Second, incumbents will now have to deliver to their constituents and can no longer glide to victory. They will always be contested, both in the general and in the primary, and will need to prove why they deserve to stick around. Not only will they have to differentiate themselves back home, but because everybody only gets one vote, they will also have to break the partisan mold and differentiate themselves from people from their own party to stay in, leading to an improved quality of candidate that is able to sustain a voting bloc and not rest in a safe district able to win repeatedly because of how the district is drawn. These rules also mean that the national and state parties will have to think more strategically and cannot play as heavy of a hand in elections deciding the outcomes, but also promises a steady stream of turnover in DC and the opportunity for a chance election of a minor party candidate that can usher in the desire for more change.

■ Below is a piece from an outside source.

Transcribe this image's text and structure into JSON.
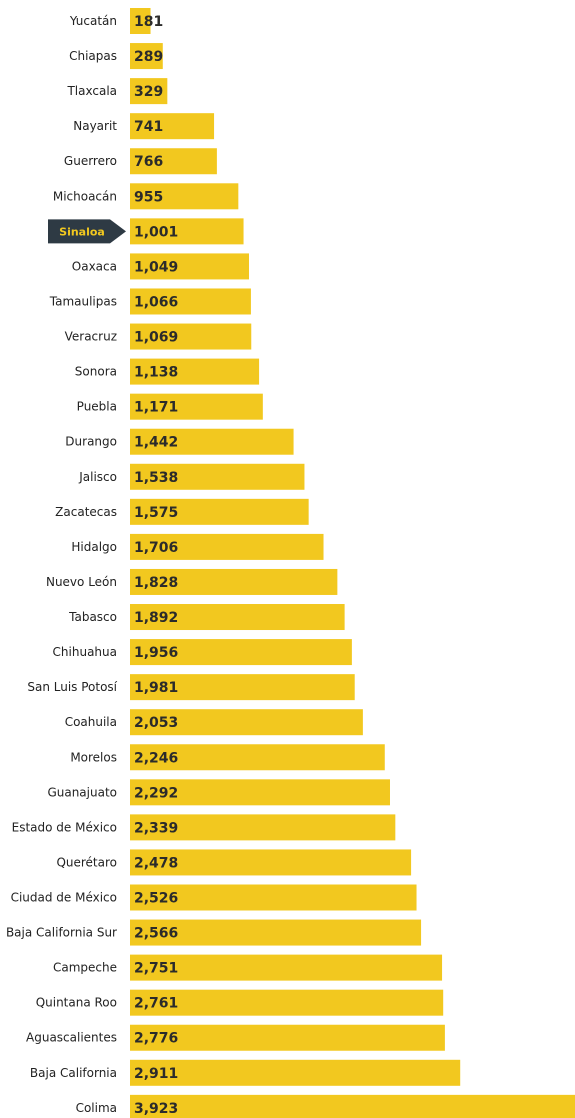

Voters will have the widest, and in their opinion, best range of selections to choose from. Eliminating the lines in favor of a runoff at large system gives the most power to people to determine who they want to see represent them and encourages communities to organize and express themselves, rather than let a formula in a computer spit out what’s safest for the national organizations. The current and upcoming fixes are plagued with errors or overly complicated, but the alternative is to not waste our time with these geographical divides at all and empower those who do the voting themselves.